Hizo ademán de introducir la llave en la cerradura, pero se detuvo, alarmado. Desde el interior de su casa se oían voces y ruidos. Sopesó la conveniencia de regresar al coche y tomar la pistola, pero no lo hizo. Abrió con cautela la puerta, sin hacer ruido.

Y de pronto, recordó que se había olvidado por completo de Livia. Quién sabe el rato que debía de llevar esperándolo.

Le llevó la mitad de la noche volver a hacer las paces.

A las siete de la mañana se levantó sin hacer ruido, marcó un número de teléfono y habló en voz baja.

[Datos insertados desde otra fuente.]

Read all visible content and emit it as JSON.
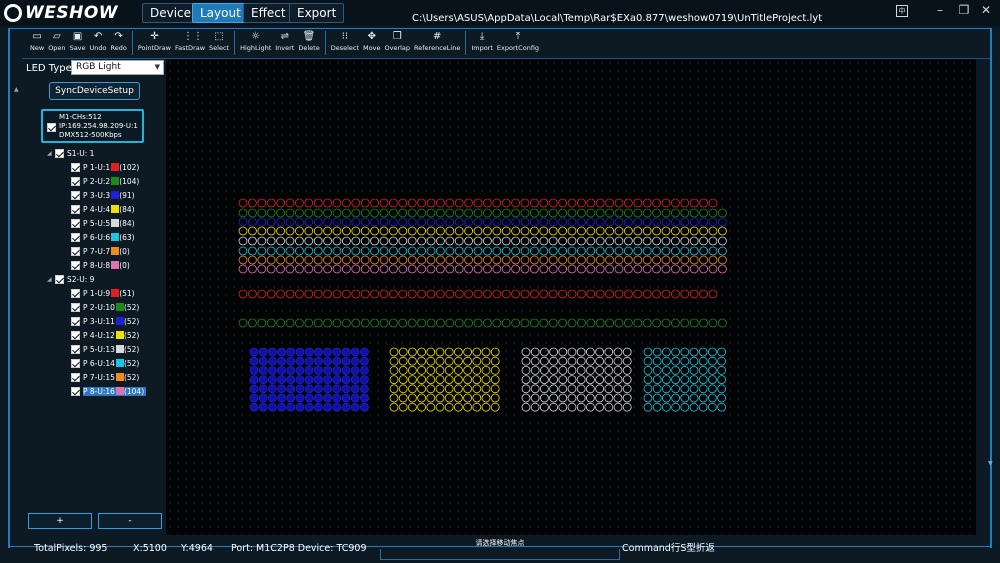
{
  "app": {
    "logo_text": "WESHOW",
    "file_path": "C:\\Users\\ASUS\\AppData\\Local\\Temp\\Rar$EXa0.877\\weshow0719\\UnTitleProject.lyt",
    "lang_label": "中"
  },
  "menu_tabs": [
    {
      "label": "Device",
      "active": false
    },
    {
      "label": "Layout",
      "active": true
    },
    {
      "label": "Effect",
      "active": false
    },
    {
      "label": "Export",
      "active": false
    }
  ],
  "toolbar": {
    "groups": [
      [
        {
          "label": "New",
          "icon": "new-file-icon",
          "glyph": "▭"
        },
        {
          "label": "Open",
          "icon": "open-folder-icon",
          "glyph": "▱"
        },
        {
          "label": "Save",
          "icon": "save-icon",
          "glyph": "▣"
        },
        {
          "label": "Undo",
          "icon": "undo-icon",
          "glyph": "↶"
        },
        {
          "label": "Redo",
          "icon": "redo-icon",
          "glyph": "↷"
        }
      ],
      [
        {
          "label": "PointDraw",
          "icon": "point-draw-icon",
          "glyph": "✛"
        },
        {
          "label": "FastDraw",
          "icon": "fast-draw-icon",
          "glyph": "⋮⋮"
        },
        {
          "label": "Select",
          "icon": "select-icon",
          "glyph": "⬚"
        }
      ],
      [
        {
          "label": "HighLight",
          "icon": "highlight-icon",
          "glyph": "☼"
        },
        {
          "label": "Invert",
          "icon": "invert-icon",
          "glyph": "⇌"
        },
        {
          "label": "Delete",
          "icon": "delete-icon",
          "glyph": "🗑"
        }
      ],
      [
        {
          "label": "Deselect",
          "icon": "deselect-icon",
          "glyph": "⁝⁝"
        },
        {
          "label": "Move",
          "icon": "move-icon",
          "glyph": "✥"
        },
        {
          "label": "Overlap",
          "icon": "overlap-icon",
          "glyph": "❐"
        },
        {
          "label": "ReferenceLine",
          "icon": "reference-line-icon",
          "glyph": "#"
        }
      ],
      [
        {
          "label": "Import",
          "icon": "import-icon",
          "glyph": "⤓"
        },
        {
          "label": "ExportConfig",
          "icon": "export-config-icon",
          "glyph": "⤒"
        }
      ]
    ]
  },
  "left_panel": {
    "led_type_label": "LED Type",
    "led_type_value": "RGB Light",
    "sync_button": "SyncDeviceSetup",
    "device": {
      "line1": "M1-CHs:512",
      "line2": "IP:169.254.98.209-U:1",
      "line3": "DMX512-500Kbps"
    },
    "tree": [
      {
        "kind": "group",
        "label": "S1-U: 1"
      },
      {
        "kind": "port",
        "label": "P 1-U:1",
        "color": "#e01f1f",
        "count": "(102)"
      },
      {
        "kind": "port",
        "label": "P 2-U:2",
        "color": "#1a8a1a",
        "count": "(104)"
      },
      {
        "kind": "port",
        "label": "P 3-U:3",
        "color": "#1f1fd8",
        "count": "(91)"
      },
      {
        "kind": "port",
        "label": "P 4-U:4",
        "color": "#f0e000",
        "count": "(84)"
      },
      {
        "kind": "port",
        "label": "P 5-U:5",
        "color": "#d8d8d8",
        "count": "(84)"
      },
      {
        "kind": "port",
        "label": "P 6-U:6",
        "color": "#19c8e0",
        "count": "(63)"
      },
      {
        "kind": "port",
        "label": "P 7-U:7",
        "color": "#f08a1a",
        "count": "(0)"
      },
      {
        "kind": "port",
        "label": "P 8-U:8",
        "color": "#e070b0",
        "count": "(0)"
      },
      {
        "kind": "group",
        "label": "S2-U: 9"
      },
      {
        "kind": "port",
        "label": "P 1-U:9",
        "color": "#e01f1f",
        "count": "(51)"
      },
      {
        "kind": "port",
        "label": "P 2-U:10",
        "color": "#1a8a1a",
        "count": "(52)"
      },
      {
        "kind": "port",
        "label": "P 3-U:11",
        "color": "#1f1fd8",
        "count": "(52)"
      },
      {
        "kind": "port",
        "label": "P 4-U:12",
        "color": "#f0e000",
        "count": "(52)"
      },
      {
        "kind": "port",
        "label": "P 5-U:13",
        "color": "#d8d8d8",
        "count": "(52)"
      },
      {
        "kind": "port",
        "label": "P 6-U:14",
        "color": "#19c8e0",
        "count": "(52)"
      },
      {
        "kind": "port",
        "label": "P 7-U:15",
        "color": "#f08a1a",
        "count": "(52)"
      },
      {
        "kind": "port",
        "label": "P 8-U:16",
        "color": "#e070b0",
        "count": "(104)",
        "selected": true
      }
    ],
    "plus_label": "+",
    "minus_label": "-"
  },
  "canvas": {
    "strips": [
      {
        "color": "#e01f1f",
        "count": 51
      },
      {
        "color": "#1a8a1a",
        "count": 52
      },
      {
        "color": "#1f1fd8",
        "count": 52
      },
      {
        "color": "#f0e000",
        "count": 52
      },
      {
        "color": "#d8d8d8",
        "count": 52
      },
      {
        "color": "#19c8e0",
        "count": 52
      },
      {
        "color": "#f08a1a",
        "count": 52
      },
      {
        "color": "#e070b0",
        "count": 52
      },
      {
        "color": "#e01f1f",
        "count": 51
      },
      {
        "color": "#1a8a1a",
        "count": 52
      }
    ],
    "blocks": [
      {
        "color": "#1f1fd8",
        "cols": 13,
        "rows": 7
      },
      {
        "color": "#f0e000",
        "cols": 12,
        "rows": 7
      },
      {
        "color": "#d8d8d8",
        "cols": 12,
        "rows": 7
      },
      {
        "color": "#19c8e0",
        "cols": 9,
        "rows": 7
      }
    ]
  },
  "status": {
    "total_pixels": "TotalPixels:   995",
    "x": "X:5100",
    "y": "Y:4964",
    "port": "Port:  M1C2P8 Device:  TC909",
    "hint": "请选择移动焦点",
    "command": "Command行S型折返"
  }
}
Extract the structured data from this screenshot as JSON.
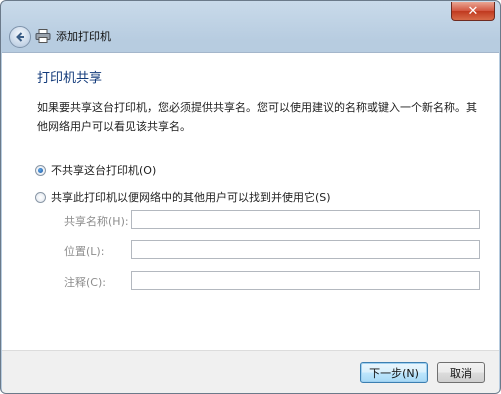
{
  "window": {
    "title": "添加打印机",
    "close_glyph": "✕"
  },
  "page": {
    "heading": "打印机共享",
    "description": "如果要共享这台打印机，您必须提供共享名。您可以使用建议的名称或键入一个新名称。其他网络用户可以看见该共享名。"
  },
  "options": {
    "no_share_label": "不共享这台打印机(O)",
    "share_label": "共享此打印机以便网络中的其他用户可以找到并使用它(S)",
    "selected": "no_share"
  },
  "fields": {
    "share_name_label": "共享名称(H):",
    "share_name_value": "",
    "location_label": "位置(L):",
    "location_value": "",
    "comment_label": "注释(C):",
    "comment_value": ""
  },
  "buttons": {
    "next_label": "下一步(N)",
    "cancel_label": "取消"
  },
  "icons": {
    "back": "back-arrow-icon",
    "printer": "printer-icon",
    "close": "close-icon"
  },
  "colors": {
    "heading": "#123a7a",
    "accent": "#3c7fb1"
  }
}
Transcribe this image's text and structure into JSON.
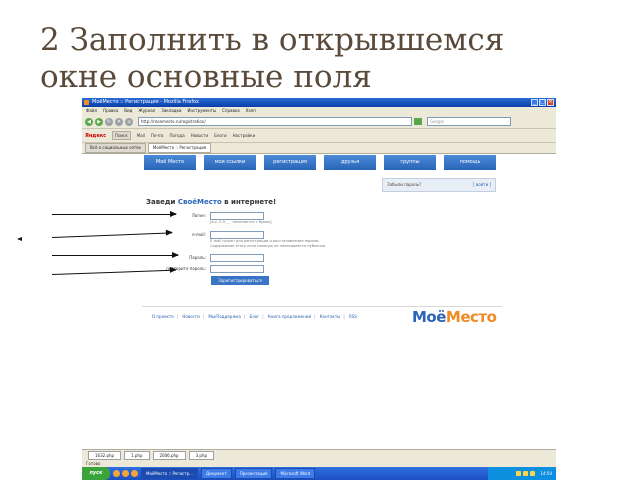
{
  "slide": {
    "title_line1": "2 Заполнить в открывшемся",
    "title_line2": "окне основные поля"
  },
  "browser": {
    "window_title": "МоёМесто :: Регистрация - Mozilla Firefox",
    "menu": [
      "Файл",
      "Правка",
      "Вид",
      "Журнал",
      "Закладки",
      "Инструменты",
      "Справка",
      "Хэлп"
    ],
    "url": "http://moemesto.ru/registration/",
    "search_placeholder": "Google",
    "toolbar": {
      "yandex": "Яндекс",
      "search_label": "Поиск",
      "items": [
        "Mail",
        "Почта",
        "Погода",
        "Новости",
        "Блоги",
        "Настройки"
      ]
    },
    "tabs": [
      {
        "label": "Всё о социальных сетях",
        "active": false
      },
      {
        "label": "МоёМесто :: Регистрация",
        "active": true
      }
    ]
  },
  "site": {
    "nav": [
      "Моё Место",
      "мои ссылки",
      "регистрация",
      "друзья",
      "группы",
      "помощь"
    ],
    "forgot_password": "Забыли пароль?",
    "enter_link": "[ войти ]",
    "heading_prefix": "Заведи ",
    "heading_brand": "СвоёМесто",
    "heading_suffix": " в интернете!",
    "form": {
      "login_label": "Логин:",
      "login_hint": "[a-z, 0-9, _ , начинается с буквы]",
      "email_label": "e-mail:",
      "email_hint_1": "E-mail нужен для регистрации и восстановления пароля.",
      "email_hint_2": "Содержимое этого поля никогда не показывается публично.",
      "password_label": "Пароль:",
      "password_repeat_label": "повторите пароль:",
      "submit": "Зарегистрироваться"
    },
    "footer": [
      "О проекте",
      "Новости",
      "Мы/Поддержка",
      "Блог",
      "Книга предложений",
      "Контакты",
      "RSS"
    ],
    "logo_part1": "Моё",
    "logo_part2": "Место"
  },
  "downloads": [
    "1632.php",
    "1.php",
    "2006.php",
    "3.php"
  ],
  "status": "Готово",
  "taskbar": {
    "start": "пуск",
    "buttons": [
      {
        "label": "МоёМесто :: Регистр...",
        "active": true
      },
      {
        "label": "Документ",
        "active": false
      },
      {
        "label": "Презентация",
        "active": false
      },
      {
        "label": "Microsoft Word",
        "active": false
      }
    ],
    "clock": "14:50"
  },
  "colors": {
    "title": "#5a4a3a",
    "site_blue": "#2a64b8",
    "logo_orange": "#f08a24"
  }
}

—¿Fazio? Tienes que hacerme un favor... Debes llamar y decir que estás enfermo.

—No hay problema.

—Quiero, antes de esta noche, vida, muerte y milagros de un tal Stefano Moscato, fallecido aquí en Vigàta hace unos cinco años. Pregunta por el pueblo, echa un vistazo a las fichas y a lo que te parezca. Por lo que más quieras...

—No se preocupe.

Colgó, tomó un bolígrafo y papel y escribió:

Querida: tengo que irme por un compromiso urgente y no quiero despertarte. Seguramente regresaré a casa a primera hora de la tarde. ¿Por qué no tomas un taxi y te vas a ver los templos griegos? Siguen siendo tan espléndidos como siempre. Un beso.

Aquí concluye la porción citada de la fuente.